To rebuild legitimacy and advance the currently-frozen decision-making, we recommend two steps.

First, the administration should take the above immediate short-term steps, including giving the UJB and its Appeals Board a deadline to adjudicate the Hamilton Hall and encampment cases.

Second, the President should appoint a “Task Force on Institutional Risk” to assess longer-term implications. This Task Force should:

  • Be ideologically balanced and more representative of the senior faculty across the University than current shared governance bodies.
  • Consist of senior, tenured faculty (full professors) and administrators who can persuade their colleagues and other institutional stakeholders to agree to concrete proposals.
  • Be robustly resourced and provided with information and support.
  • Be specifically empowered by both the President and the Trustees, and paired with a Trustee committee (similar to the Temple Committee in 1968) for regular exchanges of views
  • Have a time-limited mandate (no later than January 31, 2025) in which to present its recommendations on the actions the University should take to address these risks.

This Task Force should operate with the expectation that consultation does not equate to consensus; an intransigent minority should be heard, but cannot be permitted to place our University at critical risk. At the expiration of their mandate, they should present their recommendations to the Trustees. If no consensus position is possible, they should present their findings SCOTUS-style, i.e. a majority opinion with one or more concurring or dissenting opinions, so that the Trustees may weigh different sides of faculty input in their decision-making process.

This is the only way to advance currently-deadlocked decision-making processes, while respecting the role of the faculty, and do so in a way that rebuilds the legitimacy that our shared governance processes have lost.

A final point: Columbia University matters to the United States and to the world

It would be a mistake to read an incoming Trump administration’s potential actions as merely an “attack on wokeness”. There is bipartisan anger at the state of our universities. Since World War II, American universities, including ours, have built their expansive and ambitious academic mission on the bedrock of Federal investment—initially to confront the USSR in an era of great power conflict, a theme which is again resonant today. And in the process, the Federal government has created, funded and stewarded the research and development apparatus that have fueled American innovation, growth, and success.

The success of this model has made American universities the envy of the world and a magnet for global talent that has been instrumental to the U.S. economy. They have been vital in advancing socio-economic mobility and lifting generations of first-generation students into better lives. They have developed future leaders of the country and the world. They remain one of America’s greatest sources of soft power in an increasingly dangerous global environment. It is in America’s interests (and the interests of both parties) that our universities cannot be allowed to fail.

Our “natural experiment” last week suggests an overwhelming supermajority of Columbia’s faculties (perhaps 90% or more) believes in good governance. It is not a stretch that they would also believe that neither engaging with terrorists, promoting “monocultures”, glorifying lynchings and violence, nor deadlocked administration are particularly good ideas. We would further believe that few (if any) community members would find the above “toolkit” objectionable, especially not the short-term moves.

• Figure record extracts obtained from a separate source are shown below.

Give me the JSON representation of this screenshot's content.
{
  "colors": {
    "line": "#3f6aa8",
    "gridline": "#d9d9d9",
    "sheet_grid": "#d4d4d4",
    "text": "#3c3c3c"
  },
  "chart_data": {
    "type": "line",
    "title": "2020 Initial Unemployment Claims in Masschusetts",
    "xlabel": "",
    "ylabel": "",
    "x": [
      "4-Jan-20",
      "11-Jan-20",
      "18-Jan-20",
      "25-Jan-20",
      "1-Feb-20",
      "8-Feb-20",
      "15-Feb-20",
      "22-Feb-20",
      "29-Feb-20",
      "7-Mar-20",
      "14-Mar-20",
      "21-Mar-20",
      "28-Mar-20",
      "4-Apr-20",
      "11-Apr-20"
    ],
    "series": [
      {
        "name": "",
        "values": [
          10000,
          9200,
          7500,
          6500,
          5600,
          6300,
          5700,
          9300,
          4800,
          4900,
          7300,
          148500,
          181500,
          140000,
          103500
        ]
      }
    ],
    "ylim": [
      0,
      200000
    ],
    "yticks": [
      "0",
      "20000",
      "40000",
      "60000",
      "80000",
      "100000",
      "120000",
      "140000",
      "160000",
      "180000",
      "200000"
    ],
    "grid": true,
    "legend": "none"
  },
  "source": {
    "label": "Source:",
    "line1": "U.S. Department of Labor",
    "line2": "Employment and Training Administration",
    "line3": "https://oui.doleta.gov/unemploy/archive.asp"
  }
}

The internal politics that our administration, Trustees, and senior faculty must navigate is simple: do they permit a loud, fringe, and unrepresentative minority to (illegitimately?) wield a veto or not? This is not an argument for political expediency, but rather because it is the right thing to do. The right decisions now can build institutional resilience, relieve some pressure, and forestall more drastic action down the road as an ancillary benefit. We don’t need to do the impossible; all we need to do is the right thing. And we need to do it now.